I hope that the following will also form the basis for a future document
(gasp!) describing the available syntax, which combinations are valid
etc (unless someone can point me to an existing document I can update).

Virtual Disk Configuration

A virtual disk is defined in the guest configuration file as d<X>p<Y>
where <X> is the disk number and <Y> is the partition number. In
addition a number of options can be specified.

p0 indicates the entire disk.

Device number encoding in xenstore

Given a disk specified as dXpY the device encoding used in xenstore has
two potential formats, legacy and extended. Both of these are already
defined and implemented in guest frontend drivers.

The extended encoding is generally preferred but for backwards
compatibility the legacy format must still be supported.
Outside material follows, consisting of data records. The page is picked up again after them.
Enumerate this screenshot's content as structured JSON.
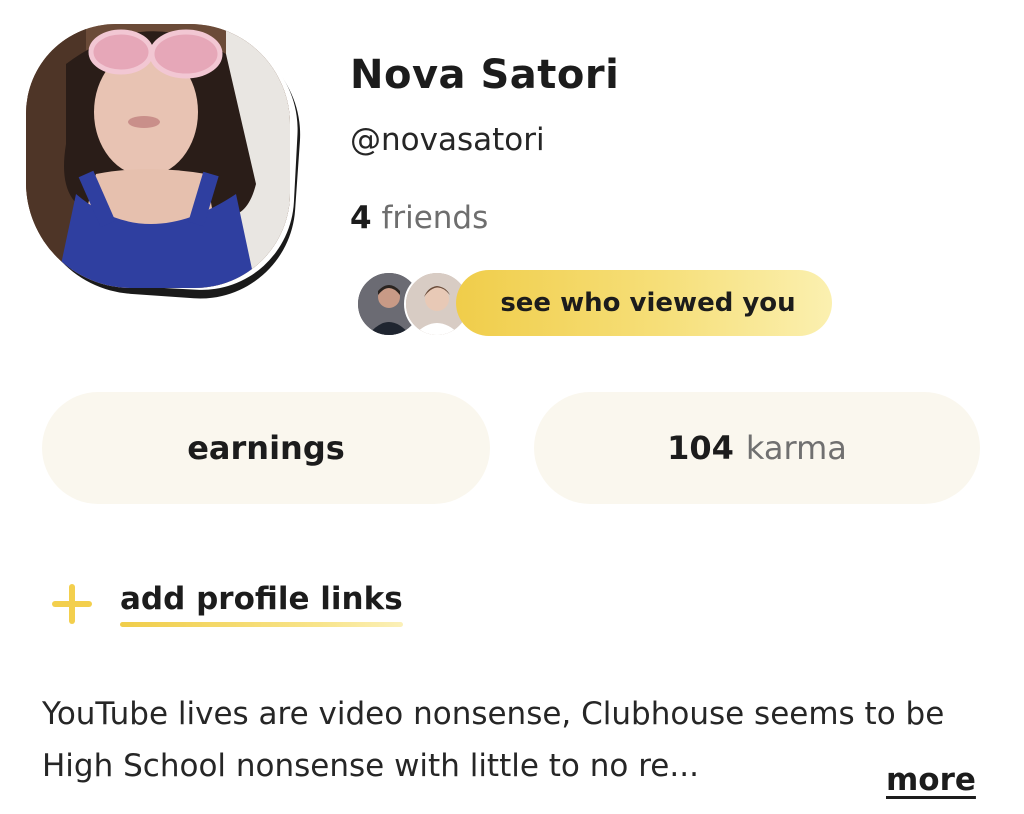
{
  "profile": {
    "name": "Nova Satori",
    "handle": "@novasatori",
    "friends_count": "4",
    "friends_label": "friends",
    "avatar_icon": "profile-photo"
  },
  "viewers": {
    "button_label": "see who viewed you",
    "avatars": [
      "viewer-avatar-1",
      "viewer-avatar-2"
    ]
  },
  "stats": {
    "earnings_label": "earnings",
    "karma_value": "104",
    "karma_label": "karma"
  },
  "links": {
    "add_label": "add profile links"
  },
  "bio": {
    "text": "YouTube lives are video nonsense, Clubhouse seems to be High School nonsense with little to no re...",
    "more_label": "more"
  },
  "colors": {
    "accent_yellow": "#f3cf4d",
    "pill_bg": "#faf7ee",
    "text_dark": "#1c1c1c",
    "text_muted": "#707070"
  }
}
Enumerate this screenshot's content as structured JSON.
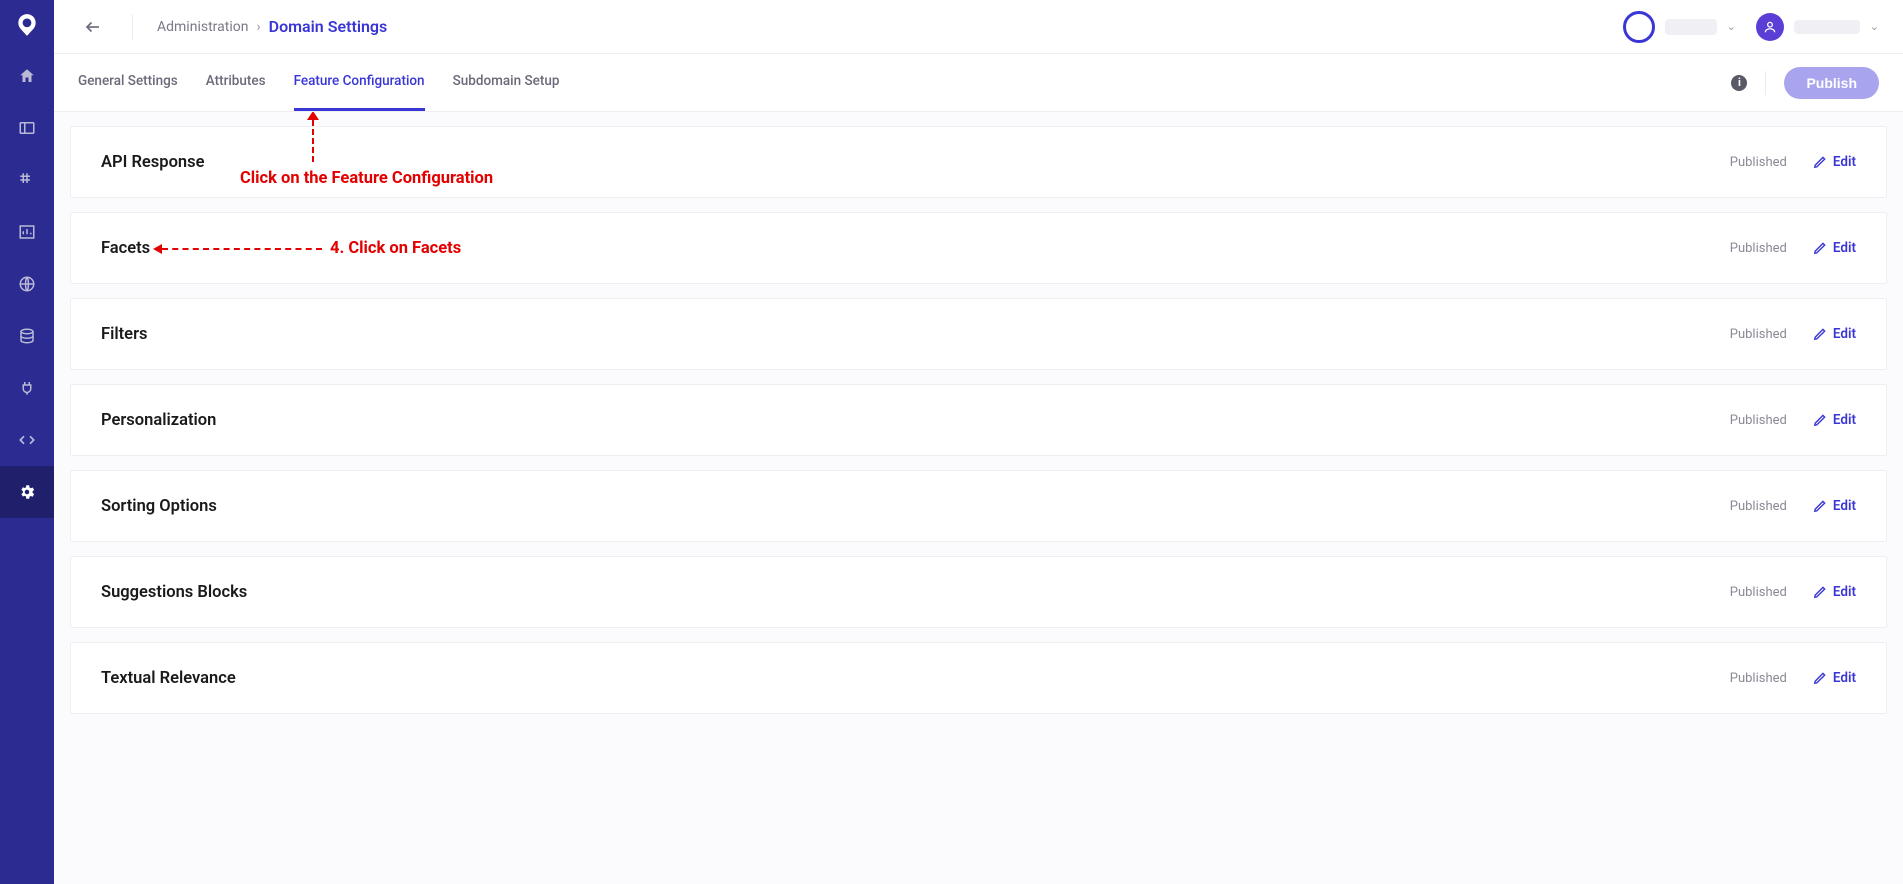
{
  "breadcrumb": {
    "parent": "Administration",
    "current": "Domain Settings"
  },
  "tabs": [
    {
      "label": "General Settings"
    },
    {
      "label": "Attributes"
    },
    {
      "label": "Feature Configuration"
    },
    {
      "label": "Subdomain Setup"
    }
  ],
  "publish_label": "Publish",
  "cards": [
    {
      "title": "API Response",
      "status": "Published",
      "edit": "Edit"
    },
    {
      "title": "Facets",
      "status": "Published",
      "edit": "Edit"
    },
    {
      "title": "Filters",
      "status": "Published",
      "edit": "Edit"
    },
    {
      "title": "Personalization",
      "status": "Published",
      "edit": "Edit"
    },
    {
      "title": "Sorting Options",
      "status": "Published",
      "edit": "Edit"
    },
    {
      "title": "Suggestions Blocks",
      "status": "Published",
      "edit": "Edit"
    },
    {
      "title": "Textual Relevance",
      "status": "Published",
      "edit": "Edit"
    }
  ],
  "annotations": {
    "tab_hint": "Click on the Feature Configuration",
    "facets_hint": "4. Click on Facets"
  },
  "info_char": "i"
}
The legacy encoding is (major and minor 8 bits each):
        (major << 8) | minor

The extended encoding is (disk == 19 bits, partition == 256 bits):
        (1 << 28) | (disk << 8) | partition

Note that the extended encoding for d0p0..d0p255 overlaps in the minor
number space with the legacy encodings of d0p0..d15p15 and therefore
these must not be used simultaneously.

Configuration Options

Each disk dXpY can optionally be followed by one or more of the
following key value pairs (precise syntax TBD, but comma separated is
common in similar situations).

Option keys and values with a _ prefix are for internal use only and are
used only to provide legacy semantics for syntactic sugar and must not
otherwise be used.
        pv = true | false
                Should a PV backend/frontend pair be created in xenstore
                to correspond to this device.
                Default: true for HVM guests, ignored for PV guests
                (treated as true)
        extended = true | false
                Request use of extended device encoding in xenstore.
                extended = false is only valid for d0..d15 (as d16+
                cannot be represented in the legacy encoding)
                When extended = false and in the absence of a specific
                _vdevice configuration option (see below) the encoding
                will use major==202 and minor=="(disk << 4) |
                Default: false for d0p0..d0p255, false if _vdevice
                option present (see below), otherwise true.
        emul = none | ide[01].[01] | _ide[01].[01] | ...
                none = No emulated device to be created.
                ide[01].[01] = Emulate IDE device. First [01] =>
                primary, secondary. Second [01] => master, slave
                _ide[01].[01] = As per ide[01].[01] however emulation is
                enabled iff no other disk is explicitly configured with
                In the future sata<X>.<Y> or similar might be added
                Default: none HVM guests, ignored for PV guests (treated
                as none)
        _vdevice = <N>:<M> | <Q>
                Enforce use of legacy device encoding in xenstore with
                the given major:minor or explicit value.
                Default: unset, encoding determined by "extended" option
                (see above)

Backward compatible disk configuration

Given the above configuration options several short hands are defined
for backwards compatibility with existing configuration files and

These will be implemented by a straight textual substitution before
parsing the configuration.

        hda => d0p0,pv=true,emul=ide0.0,_vdevice=3:0
        hdb => d1p0,pv=true,emul=ide0.1,_vdevice=3:64
        hdc => d2p0,pv=true,emul=ide1.0,_vdevice=22:0
        hdd => d3p0,pv=true,emul=ide1.1,_vdevice=22:64

        xvda => d0p0,pv=true,emul=_ide0.0,_vdevice=202:0
        xvdb => d1p0,pv=true,emul=_ide0.1,_vdevice=202:16
        xvdc => d2p0,pv=true,emul=_ide1.0,_vdevice=202:32
        xvdd => d3p0,pv=true,emul=_ide1.1,_vdevice=202:64
        xvde => d4p0,pv=true,emul=none,_vdevice=202:80
        xvdo => d15p0,pv=true,emul=none,_vdevice=202:240
        xvdp => d16p0,pv=true,emul=none
        xvdz => d25,pv=true,emul=none
        xvda[1..15] =>
        xvdb[1..15] => etc

Note that all the above are Linux (guest) specific.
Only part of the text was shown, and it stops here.